«Todos los elefantes van al cielo», murmuró la niña contemplando una nube con forma de paquidermo. Esperó hasta que la tarde comenzó a teñirse con pinceladas naranjas y la brisa fue desdibujando la silueta; mientras pedaleaba a su casa, envuelta por el abrazo del ocaso, le pareció escuchar una especie de crujido proveniente del cielo, pero no sintió en su piel amenaza de tormenta.

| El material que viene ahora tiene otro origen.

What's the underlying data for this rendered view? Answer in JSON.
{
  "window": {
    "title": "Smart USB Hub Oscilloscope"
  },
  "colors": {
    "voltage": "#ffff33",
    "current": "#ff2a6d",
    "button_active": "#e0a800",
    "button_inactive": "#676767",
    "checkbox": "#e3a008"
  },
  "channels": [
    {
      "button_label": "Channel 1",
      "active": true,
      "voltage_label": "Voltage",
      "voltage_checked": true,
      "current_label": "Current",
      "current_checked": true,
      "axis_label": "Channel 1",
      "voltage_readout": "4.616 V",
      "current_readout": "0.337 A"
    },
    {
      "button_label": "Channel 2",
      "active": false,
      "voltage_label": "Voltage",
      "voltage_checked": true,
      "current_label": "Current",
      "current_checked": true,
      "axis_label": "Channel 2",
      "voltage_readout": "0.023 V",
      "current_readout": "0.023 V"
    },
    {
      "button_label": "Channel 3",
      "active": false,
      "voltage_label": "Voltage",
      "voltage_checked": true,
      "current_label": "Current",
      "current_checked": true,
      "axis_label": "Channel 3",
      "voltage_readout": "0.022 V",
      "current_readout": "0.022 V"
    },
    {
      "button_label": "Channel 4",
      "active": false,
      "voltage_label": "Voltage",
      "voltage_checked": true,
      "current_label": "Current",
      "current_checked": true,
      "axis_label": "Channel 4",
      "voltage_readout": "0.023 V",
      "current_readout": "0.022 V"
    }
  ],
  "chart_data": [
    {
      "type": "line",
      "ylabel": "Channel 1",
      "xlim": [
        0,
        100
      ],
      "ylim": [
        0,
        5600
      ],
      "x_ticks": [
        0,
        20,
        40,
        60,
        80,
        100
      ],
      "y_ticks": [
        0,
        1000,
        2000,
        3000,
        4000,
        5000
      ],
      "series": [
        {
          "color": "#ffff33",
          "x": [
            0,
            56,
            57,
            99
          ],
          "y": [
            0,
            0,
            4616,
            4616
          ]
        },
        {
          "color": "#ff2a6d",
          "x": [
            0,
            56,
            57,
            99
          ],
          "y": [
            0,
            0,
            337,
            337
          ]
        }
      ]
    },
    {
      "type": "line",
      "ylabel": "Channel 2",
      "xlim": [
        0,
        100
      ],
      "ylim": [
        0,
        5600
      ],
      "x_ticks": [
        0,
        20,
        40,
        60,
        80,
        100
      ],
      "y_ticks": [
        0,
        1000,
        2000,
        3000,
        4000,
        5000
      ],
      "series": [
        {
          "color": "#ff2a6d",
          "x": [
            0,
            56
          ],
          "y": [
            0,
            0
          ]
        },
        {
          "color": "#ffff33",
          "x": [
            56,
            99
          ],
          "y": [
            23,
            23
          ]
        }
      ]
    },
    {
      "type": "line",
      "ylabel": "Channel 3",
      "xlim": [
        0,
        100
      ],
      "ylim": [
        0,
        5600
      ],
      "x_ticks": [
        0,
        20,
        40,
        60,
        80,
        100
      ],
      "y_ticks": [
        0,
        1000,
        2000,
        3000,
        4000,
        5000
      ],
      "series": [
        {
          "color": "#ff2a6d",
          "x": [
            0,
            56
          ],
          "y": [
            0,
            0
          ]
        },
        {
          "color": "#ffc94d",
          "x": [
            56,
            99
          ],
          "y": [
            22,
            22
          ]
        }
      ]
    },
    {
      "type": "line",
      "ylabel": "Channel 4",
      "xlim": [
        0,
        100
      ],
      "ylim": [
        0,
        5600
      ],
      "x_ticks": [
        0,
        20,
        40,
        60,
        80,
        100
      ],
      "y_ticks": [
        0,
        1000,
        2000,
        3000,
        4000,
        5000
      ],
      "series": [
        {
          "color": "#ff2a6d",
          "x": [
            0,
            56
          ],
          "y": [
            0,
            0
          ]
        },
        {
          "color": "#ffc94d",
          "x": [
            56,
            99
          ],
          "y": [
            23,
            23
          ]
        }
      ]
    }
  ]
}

Esa noche su abuela la arropó, como de costumbre; le dio un beso en la frente, como de costumbre y apagó la lámpara, como de costumbre. Antes de cerrar la puerta comentó “Huele a fin de mundo”. Eso no era costumbre. Se giró para mirar a su nieta y comprobar que dormía profundamente. “¿Con qué soñará esta niña?”, se preguntó.
En la madrugada comenzó la lluvia de colmillos. Cuando veintinueve días después la lluvia por fin cesó, el conteo de sobrevivientes se llevó a cabo muy rápidamente. No había mucho que contar. La niña y su familia pasaron a engrosar la lista de bajas.
Los elefantes del cielo habían escuchado el comentario de la niña aquella tarde, felices de que alguien los hubiese notado, quisieron hacerle un regalo.